Every kind of person you can imagine is now a potential good beer drinker. I say “good beer” as opposed to craft beer because there is just as much excitement from our customers about English, German and Belgian beers too. It’s no longer a 25 – 30 year old male dominated demographic. We have people in here from all ages, all income levels and both sexes. Let’s be clear on that one: women like good beer just as much as the guys do!
They are not just wandering in and randomly grabbing stuff either, these people are excited to learn about the beer. They want to talk with us and have many, many questions. It’s a lot of fun!
If people know your story, they know that Summit EPA was a game changer for you. Without playing favorites and without thinking about it too much, name three other local beers that blow you away.
As a member of the Minnesota Craft Brewers Guild and a passionate supporter of locally brewed beer this is going to be tough! OK, personal taste preference only. No favoritism. I am choosing these beers purely because I enjoy them myself, not because I want to show that brewery the love, so to speak.
Let me also explain that as far as my taste goes I am kinda’ through the uber hoppy phase and now enjoy all kinds of beer, especially more subtle ones that many years ago I may have thought were “boring”. Don’t get me wrong, I still love massively hoppy beers when I’m in the mood for them.

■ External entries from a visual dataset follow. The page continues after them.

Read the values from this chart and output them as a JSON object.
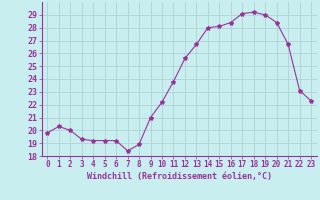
{
  "x": [
    0,
    1,
    2,
    3,
    4,
    5,
    6,
    7,
    8,
    9,
    10,
    11,
    12,
    13,
    14,
    15,
    16,
    17,
    18,
    19,
    20,
    21,
    22,
    23
  ],
  "y": [
    19.8,
    20.3,
    20.0,
    19.3,
    19.2,
    19.2,
    19.2,
    18.4,
    18.9,
    21.0,
    22.2,
    23.8,
    25.6,
    26.7,
    28.0,
    28.1,
    28.4,
    29.1,
    29.2,
    29.0,
    28.4,
    26.7,
    23.1,
    22.3
  ],
  "line_color": "#993399",
  "marker": "*",
  "marker_size": 3,
  "bg_color": "#c8eef0",
  "grid_color": "#aacccc",
  "xlabel": "Windchill (Refroidissement éolien,°C)",
  "xlabel_color": "#993399",
  "tick_color": "#993399",
  "label_color": "#993399",
  "ylim": [
    18,
    30
  ],
  "yticks": [
    18,
    19,
    20,
    21,
    22,
    23,
    24,
    25,
    26,
    27,
    28,
    29
  ],
  "xlim": [
    -0.5,
    23.5
  ],
  "xticks": [
    0,
    1,
    2,
    3,
    4,
    5,
    6,
    7,
    8,
    9,
    10,
    11,
    12,
    13,
    14,
    15,
    16,
    17,
    18,
    19,
    20,
    21,
    22,
    23
  ],
  "tick_fontsize": 5.5,
  "xlabel_fontsize": 6.0,
  "ytick_fontsize": 6.0
}
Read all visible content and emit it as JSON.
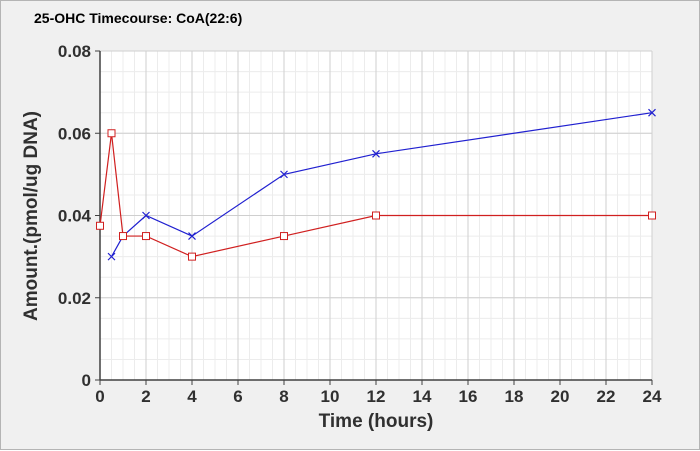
{
  "chart_data": {
    "type": "line",
    "title": "25-OHC Timecourse: CoA(22:6)",
    "xlabel": "Time (hours)",
    "ylabel": "Amount.(pmol/ug DNA)",
    "xlim": [
      0,
      24
    ],
    "ylim": [
      0,
      0.08
    ],
    "x_ticks": [
      "0",
      "2",
      "4",
      "6",
      "8",
      "10",
      "12",
      "14",
      "16",
      "18",
      "20",
      "22",
      "24"
    ],
    "y_ticks": [
      "0",
      "0.02",
      "0.04",
      "0.06",
      "0.08"
    ],
    "grid": true,
    "series": [
      {
        "color": "#2020d0",
        "marker": "x",
        "points": [
          [
            0.5,
            0.03
          ],
          [
            1,
            0.035
          ],
          [
            2,
            0.04
          ],
          [
            4,
            0.035
          ],
          [
            8,
            0.05
          ],
          [
            12,
            0.055
          ],
          [
            24,
            0.065
          ]
        ]
      },
      {
        "color": "#d02020",
        "marker": "square",
        "points": [
          [
            0,
            0.0375
          ],
          [
            0.5,
            0.06
          ],
          [
            1,
            0.035
          ],
          [
            2,
            0.035
          ],
          [
            4,
            0.03
          ],
          [
            8,
            0.035
          ],
          [
            12,
            0.04
          ],
          [
            24,
            0.04
          ]
        ]
      }
    ]
  }
}
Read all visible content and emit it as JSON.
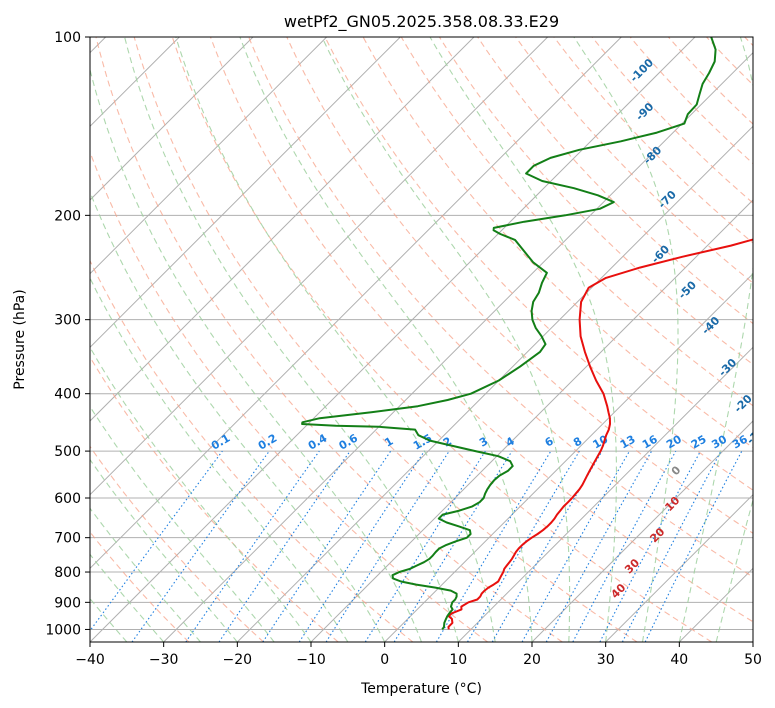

OK, now that’s off my chest here you go: in no particular order and with no explanation other than I remember drinking them and saying to myself, “Wow!”
1. Olvalde: Auroch’s Horn
2. Surly: Hell
3. Summit: Unchained #1, Kolsch
You have a background in the cycling industry, care to take a stab at explaining the correlation between beer and bikes?
I think the answer to this one is simple. Bikes and good beer are both beautiful handcrafted things. I think that people who are really into bikes appreciate the work and the passion that goes into making them. Likewise they (we, let’s not forget I’m one of them!) can appreciate the effort, care and hand craftsmanship that goes into making truly great beer. I’m sure it translates into all kinds of things. Coffee, for example. Bike people tend to be really into good coffee as well. I think the real answer to that question is not just about the relationship between cyclists and beer rather it’s more about a kind of person that tends to appreciate the finer things in life.
What can Australian brewers learn (if anything) from the craft brewing boom in the United States?
Australia is in a tough position when it comes to brewing quality beer. They are heading in the same direction as the U.S. but on a much smaller scale. You have to remember there are only 22 million people in the whole country. Think about that for a second. 22 million people spread out on a land mass the size of the lower 48 (that’s for you Greg!). That’s not very many people.
Now add to that the fact that just like here in the U.S. by far the majority of people who drink beer in Australia are drinking mass produced lagers and have no idea what good beer really is. Starting a microbrewery in a place like that is considerably more difficult than it is here. It’s such a limited market, there just aren’t very many people who would drink the beer! It’ll take time and I suspect the market in Australia will simply never even come close to what exists here in the U.S. but Aussie lovers of fine beer will continue to fight the good fight I’m sure.
As for advice? I’d say to any potential Australian brewmaster,”Get your arse over here to the U.S. and see what a craft beer industry really can be!”
If the essence of Jason Alvey was captured in a beer recipe, what would that beer be?
Well, there would be barrels involved. Maybe some newly discovered strains of Brett. Cheesy old hops of course and ideally some angel’s tears.